Eppure, non poté fare a meno di dire: «È stato difficile starti lontano.»
Newt, a quel punto, si girò completamente, e Thomas si trovò di fronte al suo viso, il sorriso appena accennato sulle sue labbra.
I suoi occhi, però, erano gentili, sinceri «Lo è stato anche per me» disse, e Thomas vide nei suoi occhi quella sua stessa solitudine, quella stessa preoccupazione.
Era come se, in quel momento, l'intero mondo fosse scomparso.
I pericoli, i nemici, il futuro incerto: tutto ciò che importava era che erano insieme, di nuovo.
A quel punto Thomas si lasciò andare e si sdraiò accanto a lui.
Si avvicinò lentamente a Newt e, prima su un lato, poi sull'altro, iniziò a baciargli delicatamente le guance, sentendo il calore del suo viso.
Un sorriso si formò sul volto di Newt mentre il suo corpo si rilassava, come se quei piccoli gesti fossero un balsamo per tutto il dolore e la paura che avevano attraversato.
Il moro gli lasciò un altro bacio, questa volta sulla fronte, poi, con un sussurro quasi impercettibile, gli sussurrò all'orecchio: «Non azzardarti mai più ad allontanarti da me»
Le parole scivolarono tra i loro corpi, come un giuramento silenzioso.

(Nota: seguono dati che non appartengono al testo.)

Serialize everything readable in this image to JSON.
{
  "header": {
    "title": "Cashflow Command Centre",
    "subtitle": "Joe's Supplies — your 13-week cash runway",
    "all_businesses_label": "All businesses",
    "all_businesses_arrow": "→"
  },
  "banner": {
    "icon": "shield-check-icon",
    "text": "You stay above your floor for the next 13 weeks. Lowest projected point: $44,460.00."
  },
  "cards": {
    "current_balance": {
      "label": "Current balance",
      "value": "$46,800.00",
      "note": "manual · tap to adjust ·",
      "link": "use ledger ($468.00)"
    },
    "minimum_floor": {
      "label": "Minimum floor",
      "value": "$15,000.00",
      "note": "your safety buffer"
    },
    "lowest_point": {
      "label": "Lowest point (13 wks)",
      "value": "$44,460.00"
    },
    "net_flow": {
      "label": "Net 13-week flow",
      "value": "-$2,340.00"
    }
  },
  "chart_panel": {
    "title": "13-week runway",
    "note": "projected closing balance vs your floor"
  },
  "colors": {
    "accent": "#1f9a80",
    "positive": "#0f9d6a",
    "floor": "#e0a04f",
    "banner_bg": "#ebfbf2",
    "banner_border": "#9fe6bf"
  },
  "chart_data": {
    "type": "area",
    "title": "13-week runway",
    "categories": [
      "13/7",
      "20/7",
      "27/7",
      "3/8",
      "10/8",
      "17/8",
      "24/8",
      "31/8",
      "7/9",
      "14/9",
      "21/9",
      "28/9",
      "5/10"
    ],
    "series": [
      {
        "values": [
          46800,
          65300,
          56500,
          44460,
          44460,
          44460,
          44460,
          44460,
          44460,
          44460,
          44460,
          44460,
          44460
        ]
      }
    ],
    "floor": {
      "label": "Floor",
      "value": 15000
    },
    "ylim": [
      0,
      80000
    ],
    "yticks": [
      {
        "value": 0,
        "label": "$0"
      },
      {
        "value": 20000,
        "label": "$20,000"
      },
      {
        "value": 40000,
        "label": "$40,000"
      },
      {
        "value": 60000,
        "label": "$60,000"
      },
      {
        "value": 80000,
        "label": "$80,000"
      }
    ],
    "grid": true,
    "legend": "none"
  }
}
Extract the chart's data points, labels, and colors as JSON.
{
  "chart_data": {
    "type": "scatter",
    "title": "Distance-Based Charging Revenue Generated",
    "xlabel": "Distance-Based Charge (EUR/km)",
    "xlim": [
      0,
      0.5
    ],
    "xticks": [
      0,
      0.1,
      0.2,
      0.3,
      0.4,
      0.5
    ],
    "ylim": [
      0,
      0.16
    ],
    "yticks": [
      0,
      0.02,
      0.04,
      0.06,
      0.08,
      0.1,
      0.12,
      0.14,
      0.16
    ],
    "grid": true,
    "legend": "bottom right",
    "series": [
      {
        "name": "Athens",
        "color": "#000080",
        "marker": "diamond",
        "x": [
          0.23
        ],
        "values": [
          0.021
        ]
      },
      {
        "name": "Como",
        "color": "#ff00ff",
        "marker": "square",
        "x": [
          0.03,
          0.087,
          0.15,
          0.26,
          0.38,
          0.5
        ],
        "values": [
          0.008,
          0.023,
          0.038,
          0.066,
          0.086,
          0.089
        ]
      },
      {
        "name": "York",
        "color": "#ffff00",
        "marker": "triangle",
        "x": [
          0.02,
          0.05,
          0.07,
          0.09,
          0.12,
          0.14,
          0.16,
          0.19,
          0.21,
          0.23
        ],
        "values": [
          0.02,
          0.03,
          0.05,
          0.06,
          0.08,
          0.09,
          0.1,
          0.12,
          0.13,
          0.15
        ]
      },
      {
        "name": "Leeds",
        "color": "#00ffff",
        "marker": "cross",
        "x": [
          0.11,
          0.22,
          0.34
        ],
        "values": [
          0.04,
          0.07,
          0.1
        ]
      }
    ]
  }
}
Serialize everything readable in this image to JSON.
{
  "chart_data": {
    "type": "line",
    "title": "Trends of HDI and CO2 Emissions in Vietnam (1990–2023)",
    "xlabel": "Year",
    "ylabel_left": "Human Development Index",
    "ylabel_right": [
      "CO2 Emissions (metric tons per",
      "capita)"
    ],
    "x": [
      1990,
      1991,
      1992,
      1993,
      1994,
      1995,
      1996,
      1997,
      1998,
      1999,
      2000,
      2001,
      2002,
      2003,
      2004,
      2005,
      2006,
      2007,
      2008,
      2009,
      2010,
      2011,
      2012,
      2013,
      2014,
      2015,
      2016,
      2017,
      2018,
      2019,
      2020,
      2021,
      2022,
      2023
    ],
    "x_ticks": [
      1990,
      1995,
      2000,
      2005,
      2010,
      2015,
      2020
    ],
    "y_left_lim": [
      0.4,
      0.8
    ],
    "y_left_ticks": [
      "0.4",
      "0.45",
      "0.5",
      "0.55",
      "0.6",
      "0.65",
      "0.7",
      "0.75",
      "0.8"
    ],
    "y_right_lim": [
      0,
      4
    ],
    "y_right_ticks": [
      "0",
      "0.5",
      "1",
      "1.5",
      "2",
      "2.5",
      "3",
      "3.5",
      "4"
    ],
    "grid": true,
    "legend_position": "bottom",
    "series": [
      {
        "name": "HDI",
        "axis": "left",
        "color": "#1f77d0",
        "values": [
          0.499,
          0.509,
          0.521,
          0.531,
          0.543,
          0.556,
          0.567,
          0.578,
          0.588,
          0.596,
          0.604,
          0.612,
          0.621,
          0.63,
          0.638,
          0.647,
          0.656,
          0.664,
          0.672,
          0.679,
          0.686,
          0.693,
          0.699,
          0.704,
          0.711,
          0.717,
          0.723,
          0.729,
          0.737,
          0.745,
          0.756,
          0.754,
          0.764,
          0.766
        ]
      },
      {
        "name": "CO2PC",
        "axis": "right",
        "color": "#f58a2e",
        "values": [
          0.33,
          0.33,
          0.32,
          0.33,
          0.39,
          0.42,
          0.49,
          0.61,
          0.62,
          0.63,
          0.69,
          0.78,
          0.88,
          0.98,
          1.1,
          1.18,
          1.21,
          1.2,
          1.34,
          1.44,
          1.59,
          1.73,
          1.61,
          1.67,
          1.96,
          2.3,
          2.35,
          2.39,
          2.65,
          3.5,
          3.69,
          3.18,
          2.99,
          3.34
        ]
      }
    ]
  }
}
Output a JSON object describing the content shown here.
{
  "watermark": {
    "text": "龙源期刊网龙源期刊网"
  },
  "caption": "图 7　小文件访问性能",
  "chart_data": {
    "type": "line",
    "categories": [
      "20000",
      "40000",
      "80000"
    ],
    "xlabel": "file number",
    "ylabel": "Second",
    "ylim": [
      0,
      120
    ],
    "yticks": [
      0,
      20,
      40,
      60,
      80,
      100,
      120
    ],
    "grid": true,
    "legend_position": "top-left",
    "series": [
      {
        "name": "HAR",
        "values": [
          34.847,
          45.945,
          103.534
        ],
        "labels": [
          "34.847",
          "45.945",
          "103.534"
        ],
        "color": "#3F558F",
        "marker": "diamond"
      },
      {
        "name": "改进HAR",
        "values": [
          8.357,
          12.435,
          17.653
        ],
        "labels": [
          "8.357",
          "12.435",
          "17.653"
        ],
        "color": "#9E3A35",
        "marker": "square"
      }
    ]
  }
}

Newt non rispose a voce, ma, con un sorriso che diceva più di mille frasi, si avvicinò lentamente a Thomas e lo baciò sulle labbra.
«Non lo farei per nessuna ragione al mondo» sussurrò, la voce piena di sincerità e affetto, mentre il suo respiro si mescolava con quello di Thomas, creando una sensazione di calore e protezione, che per entrambi sembrava l'unica cosa che davvero contasse in quel momento.